Снова вынырнув из глубины, Мари засмеялась и рукой брызнулась в Шеймаса. По-детски резвясь, догоняя друг друга и громко смеясь, они провели на реке весь оставшийся день. На закате нехотя распрощавшись с водой и обсохнув на берегу, они оделись и вернулись в свейх.
— Ну как? — спросил Шеймас.
— Голодная, — призналась Мари. — Я сегодня даже не завтракала.
— Помню. — Он включил автопилот и направил свейх в сторону гор. — Вейц накормит.
— Что ты цепляешься к нему?
— Вовсе не цепляюсь. Напротив, рад за тебя. Вейц щедрый. Ужином накормит.
Мари улыбнулась и отвернулась к окну. Не прошло и пары минут, как компьютерный голос оповестил о низком заряде двигателя.
— Повезло-о-о, — протянул Шеймас, взглядом выискивая подходящее место для посадки. — Мы разряжены.

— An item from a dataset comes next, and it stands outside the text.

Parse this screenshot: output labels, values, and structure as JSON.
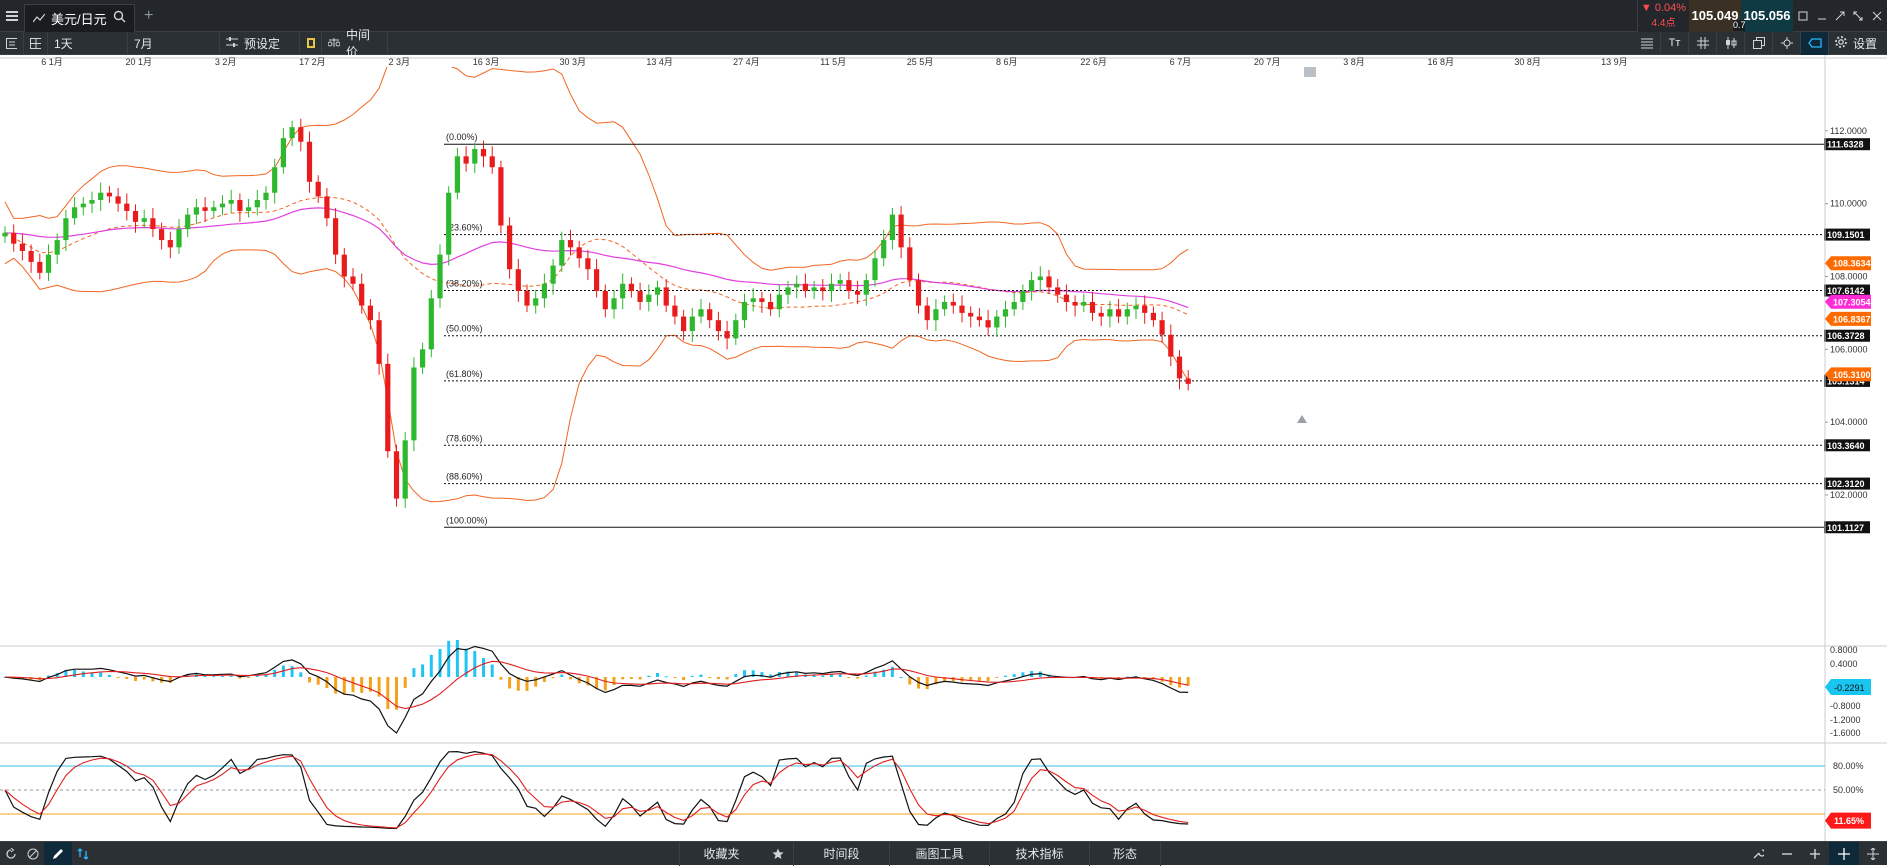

Свейх дернуло. Мари пальцами вцепилась в подлокотники кресла. Шеймас приземлил машину посреди пустоши и тяжело вздохнул.
— И что теперь? — испугалась Мари, глядя на усыпанное звездами небо.
— Сейчас поставлю на зарядку.
Шеймас вышел на улицу, достал из багажного отделения энергетическую мини-станцию, размером не больше портативного генератор, залез под свейх и, покопавшись там с проводами, вернулся в салон.
— И сколько ждать? — спросила Мари.
— Часа три-четыре, — не скрывая довольной улыбки, ответил Шеймас.
— Ты это подстроил, да?
— Это ты захотела хлюпаньки! Что за манера постоянно во всем винить меня?! Если бы мы не полетели на реку, нам хватило бы заряда вернуться! Переживаешь за Вейца, топай на свое долбаное свидание пешком! — Шеймас перелез на заднее сиденье и, развалившись на нем, добавил: — А я пока вздремну.
Мари нервно рассмеялась и, откинувшись на спинку кресла, помотала головой. Если бы Шеймас действительно переживал за своевременное возвращение в замок, он позаботился бы о заряде свейха еще на реке. Не может быть, чтобы лучший механик области был столь неосмотрителен. Он знал, что так будет! И Мари кожей чувствовала, как он лыбится, лежа за ее спиной.
Напряжение между ними росло и, казалось, вот-вот наэлектризуется до мощности молнии. Свидание с Вейцом для Мари было, в первую очередь, гарантией закрепления их деловых отношений, что бы там себе ни нафантазировал Шеймас. Поэтому собрав волю в кулак, она решила было правда пойти домой пешком. Но не успела Мари выйти из свейха, как Шеймас, подскочив, схватил ее за руку и выволок из кресла. Едва Мари сообразила, что происходит, как уже сидела на его коленях. Глаза Шеймаса прожигали ее насквозь, а его сильные руки прижимали к себе ее тонкую талию. Мари чувствовала не только его сбившееся от волнения дыхание и участившееся сердцебиение, но и стремительное затвердевание кое-чего посерьезней.
— Шейм…
Ее глухой шепот прервался из-за поцелуя — напористого и страстного, точно зверь, сорвавшийся с цепи. От охватившего Мари сумбура у нее закружилась голова. Шеймас был не из робкого десятка и прекращать поцелуй словами: «Извини, это вышло случайно. Это я виноват…», — не собирался. Наоборот, врываясь в рот Мари своим горячим языком, он буквально насиловал ее. Так ее еще никогда не целовали! Мари едва не лишилась сознания, толком не поняв, что с ней произошло: эффект первого контакта с запечатленным или элементарный оргазм. Она чуть не заскулила от судороги, прокатившейся по ее телу. Попыталась ослабевшими руками оттолкнуть Шеймаса, но он, не прекращая поцелуя, перехватил их и заломил ей за спину.
Мари показалось, что их поцелуй, на который она в какой-то момент все же стала смело отвечать, продлился целую вечность, но в то же время — всего миг. Когда Шеймас умерил пыл и отпустил ее руки, легко и нежно посасывая ее губы, она пошатнулась.